Prisons watchdog calls for time limit on detention

01 Mar 2016

The official prisons watchdog has expressed ‘substantial concerns’ about Europe’s biggest immigration removal centre (IRC) following an unannounced inspection.

Peter Clarke, Chief Inspector of Prisons, also called for a time limit to be placed on how long someone can be imprisoned for under immigration powers.

In today’s new report into Harmondsworth IRC, based near Heathrow airport, the prisons inspector slammed the facility for locking some people up for an ‘unreasonably long time’.

Inspectors discovered that 18 detainees had been held for more than a year and three for more than two years. These figures did not capture detainees who had been released and then re-detained. For example, one detainee had been detained on separate occasions for a total of five years, and another for almost four and half years.

As a result, the Chief Inspector echoed growing calls for a time limit to be placed on how long someone can be detained for.

He also criticised the ‘appalling’ conditions inside the detention centre, citing concerns about overcrowding and calling the toilets and showers ‘seriously insanitary’.

The inspection condemned the continued detention of detainees against the advice of medical professionals’ advice, and revealed that detainees without a lawyer often had to wait nearly two weeks to see one.

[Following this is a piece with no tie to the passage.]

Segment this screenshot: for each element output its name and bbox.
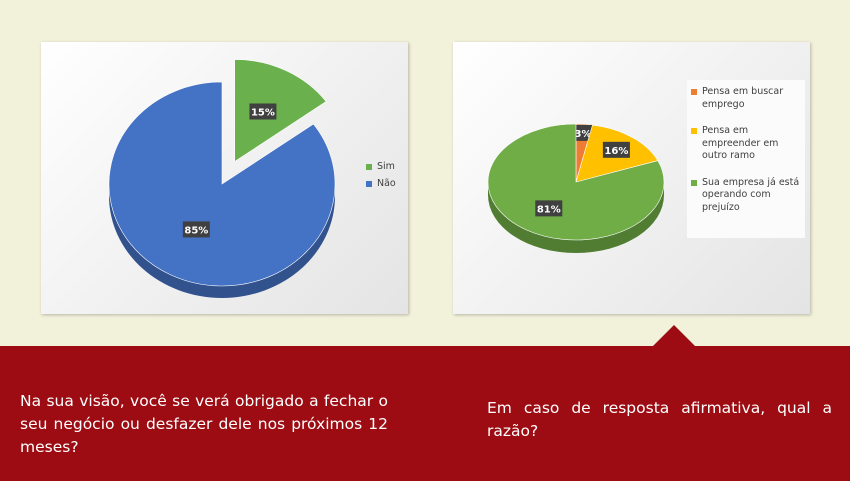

Worryingly, inspectors also uncovered poor handling of cases where detainees claimed to be children: in one instance, instead of sending the young person for a full, lawful age assessment by social services, unqualified Home Office staff made a judgement on the person’s age.

The Refugee Council knows all too well that such casual assessments can lead to many children being wrongly and often unlawfully locked up alongside adults. Peter Clarke called for all detainees who say they are children to undergo a Merton-compliant age assessment by social services.

Refugee Council Head of Advocacy Dr Lisa Doyle: "The evidence against the Government’s current policy of callous, casual, indefinite imprisonment is mounting.

"The very idea that Britain locks up people who have fled here seeking safety should be a stain on the Government’s conscience, but the fact that Home Office officials are then able to throw away the key is utterly scandalous.

"If the Government is insistent on continuing this ruinous policy, it at the very least must put a time limit on the length of time it throws people behind bars for.”